Des acteurs formés sur la prévention et la prise en charge
Le viol et la pédophilie sont des violences sexuelles très graves qui détruisent la vie des victimes, en particulier des femmes et des jeunes filles concernées. Des fléaux dont les couches vulnérables de la zone Nord ne sont pas épargnées. C'est dans ce cadre que l'Association des juristes sénégalaises organise un atelier de 48 heures de renforcement de capacités d'une trentaine d'acteurs de la région intervenant dans la prévention et sur la prise en charge des victimes de violences sexuelles.
Le Sénégal dispose d’un cadre juridique de répression des violences sous toutes leurs formes, dont leur effectivité peut concourir à leur prévention et leur éradication. Cependant, une certaine partie de la population sénégalaise ignore encore l’existence de cette loi et continue de faire des violences sexuelles une affaire privée. Une tendance que l'Association des juristes sénégalaises (AJS), en collaboration avec des organisations de défense des droits humains, tente de renverser et de briser la loi du silence.

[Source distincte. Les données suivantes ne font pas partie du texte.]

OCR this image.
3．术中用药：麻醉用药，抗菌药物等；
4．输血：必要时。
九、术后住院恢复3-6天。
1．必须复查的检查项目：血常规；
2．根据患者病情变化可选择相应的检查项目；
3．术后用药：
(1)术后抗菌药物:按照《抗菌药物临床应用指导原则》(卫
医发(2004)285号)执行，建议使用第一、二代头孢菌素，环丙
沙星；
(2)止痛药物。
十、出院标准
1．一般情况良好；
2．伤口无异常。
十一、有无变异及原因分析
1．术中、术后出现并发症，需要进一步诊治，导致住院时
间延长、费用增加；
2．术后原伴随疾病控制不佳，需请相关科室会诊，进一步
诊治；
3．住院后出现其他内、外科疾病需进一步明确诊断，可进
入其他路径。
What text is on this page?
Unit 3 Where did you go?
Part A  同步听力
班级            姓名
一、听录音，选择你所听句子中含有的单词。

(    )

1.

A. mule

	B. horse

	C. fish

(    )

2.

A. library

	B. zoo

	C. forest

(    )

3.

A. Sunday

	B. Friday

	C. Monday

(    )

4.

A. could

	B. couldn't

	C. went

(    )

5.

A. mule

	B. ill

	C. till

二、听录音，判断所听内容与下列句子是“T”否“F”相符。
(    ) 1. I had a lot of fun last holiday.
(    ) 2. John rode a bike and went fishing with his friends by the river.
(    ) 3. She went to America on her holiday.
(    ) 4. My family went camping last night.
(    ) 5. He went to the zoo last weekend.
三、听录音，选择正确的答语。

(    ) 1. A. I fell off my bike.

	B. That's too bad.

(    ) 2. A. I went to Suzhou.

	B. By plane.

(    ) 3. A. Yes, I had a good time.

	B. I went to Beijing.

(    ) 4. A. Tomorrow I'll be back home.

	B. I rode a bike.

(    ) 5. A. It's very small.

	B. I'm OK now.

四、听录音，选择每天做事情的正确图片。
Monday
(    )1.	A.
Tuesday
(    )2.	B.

Pour Aminata Samb, chargée de projet à l'AJS, leur organisation et ses partenaires financiers veulent contribuer à l'éradication des violences sexuelles par la sensibilisation, la vulgarisation et l'application effective de la loi criminalisant le viol et la pédophilie en zone urbaine et périurbaine. "Le projet intervient dans six régions du Sénégal. Nous avons ciblé Saint-Louis, parce qu'on nous a informés qu'il y a beaucoup de violences sexuelles dans la zone Nord. À Saint-Louis, nous n'avons pas les statistiques exactes parce qu'on ne dispose pas encore d'une boutique de droit sur place. Mais les échanges avec l'autorité administrative, lors de notre visite de courtoisie, ont confirmé la récurrence des faits. Il y a aussi l'AEMO qui reçoit des victimes de violences sexuelles pour une assistance. En juin dernier, nous avons tenu un atelier avec les journalistes et lors de cette activité, il a été fait cas de beaucoup de violences sexuelles qui se produisent à Saint-Louis. La boutique de droit la plus proche de Saint-Louis se trouve à Kébémer. Dans cette boutique de droit, les 50 % des cas enregistrés sont des victimes sexuelles. Ce qui veut dire que le fléau est bien ancré dans la zone Nord", a déclaré Aminata Samb.
Pourtant, à la suite de plusieurs mobilisations d’organismes de défense des droits des femmes et des enfants dénonçant des cas de violence suivis de meurtre, la loi n°2020-05 criminalisant le viol et la pédophilie a été promulguée. En plus des innovations apportées par la loi du 29 janvier 1999 modifiant quelques dispositions du Code pénal et définissant le viol, la loi n°2020-05 constitue une avancée majeure dans la protection et la promotion des droits des femmes et des enfants.
"L'objectif de telles activités, c'est d'accentuer la lutte par des actions de sensibilisation et de vulgarisation de cette loi. Donc, nous allons mobiliser la communauté, les décideurs, mais aussi la société civile pour que chacun, à son niveau, dise non aux violences sexuelles. Avec l'implication de tous, la pression sera maintenue pour que la loi criminalisant le viol et la pédophilie votée en 2002 soit appliquée à travers le Sénégal", a soutenu Aminata Samb.
Venu présider l'ouverture de la formation, le préfet de Saint-Louis a rappelé que la loi manque encore de vulgarisation auprès des populations. "Beaucoup de Sénégalais ignorent l'existence même de cette loi. Raison pour laquelle, si l'Association des juristes sénégalaises et ses partenaires, dont l'AEMO viennent pour vulgariser, informer et former les acteurs autour de ce texte juridique, nous ne pouvons que s'en féliciter. En tant qu’autorité administrative, mais également en tant que partie prenante, nous avons ce devoir de veiller à ce que les dispositions de la loi soient respectées, soient mises en application", a déclaré Mamadou Ndiaye.